Lo que está fuera de toda discusión es el efecto de las semillas transgénicas en la biodiversidad, sobre todo en productos nativos. Experiencias en otros países, como México, muestran que es imposible aislar los sembradíos y evitar la contaminación de unas semillas con otras. Ello genera la desaparición de semillas nativas y la previsible implantación de monopolios. Bajo esa consideración, si el horizonte es la soberanía alimentaria, nada más lejano de ella es la dependencia de monopolios que producen, distribuyen e introducen las semillas que les convienen y bajo sus condiciones.
La justificación para ampliar el uso de semillas transgénicas es su mayor productividad que, según el agroempresariado, evitaría la ampliación de la frontera agrícola, es decir, mayor deforestación. No obstante, se ha establecido que la introducción de semillas transgénicas en la producción de soya no ha incrementado de manera importante la productividad, y, por supuesto, no ha frenado la deforestación, por lo que es legítimo dudar que se dé el salto con otros productos.
Camacho, que en este periodo electoral se ha constituido en un vocero de la élite agroindustrial, ha dado algunas pautas sobre la predisposición del sector de evitar los incendios: podrían, dice, reemplazar los chaqueos en unos siete años. Si se consumen alrededor de 4 millones de hectáreas por año, probablemente cuando opten por ese enorme desprendimiento de no incendiar el país, ya no tendríamos bosques por conservar.

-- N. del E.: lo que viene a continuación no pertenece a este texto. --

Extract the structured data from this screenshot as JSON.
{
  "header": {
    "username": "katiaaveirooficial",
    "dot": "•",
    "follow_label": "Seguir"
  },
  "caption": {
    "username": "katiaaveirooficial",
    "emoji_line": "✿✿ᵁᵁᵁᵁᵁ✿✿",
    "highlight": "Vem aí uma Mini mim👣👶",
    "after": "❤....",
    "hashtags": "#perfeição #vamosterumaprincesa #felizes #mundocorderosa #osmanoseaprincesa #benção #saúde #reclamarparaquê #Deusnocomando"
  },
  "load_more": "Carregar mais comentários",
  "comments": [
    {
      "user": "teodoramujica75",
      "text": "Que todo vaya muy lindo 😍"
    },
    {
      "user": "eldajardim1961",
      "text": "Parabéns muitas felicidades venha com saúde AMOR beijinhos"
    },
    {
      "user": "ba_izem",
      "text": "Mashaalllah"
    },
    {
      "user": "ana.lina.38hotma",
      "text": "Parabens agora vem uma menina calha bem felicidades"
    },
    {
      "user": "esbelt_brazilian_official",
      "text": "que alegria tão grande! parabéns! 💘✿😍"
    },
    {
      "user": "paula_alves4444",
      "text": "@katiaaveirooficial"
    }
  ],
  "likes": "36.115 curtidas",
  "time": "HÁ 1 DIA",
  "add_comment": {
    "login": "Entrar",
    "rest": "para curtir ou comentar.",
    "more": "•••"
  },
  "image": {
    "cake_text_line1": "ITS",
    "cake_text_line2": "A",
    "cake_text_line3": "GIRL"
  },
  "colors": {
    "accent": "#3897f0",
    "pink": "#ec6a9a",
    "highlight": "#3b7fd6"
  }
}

Estas y otras razones deberían conducirnos a rechazar categóricamente la propuesta de Camacho, y más bien habría que preguntarles, a él y a sus amigos de la CAO, qué tipo de país imaginan en unos años, qué país consideran que están dejando a las próximas generaciones. La impotencia frente a los incendios, y la consecuente desesperanza que me provocan, me ha llevado a preguntarme si estas personas realmente piensan en el futuro, si ven a sus hijos y nietos creciendo en Bolivia o si ya les habrán planificado una vida lejos, donde respeten y cuiden los bosques, los animales, la vida.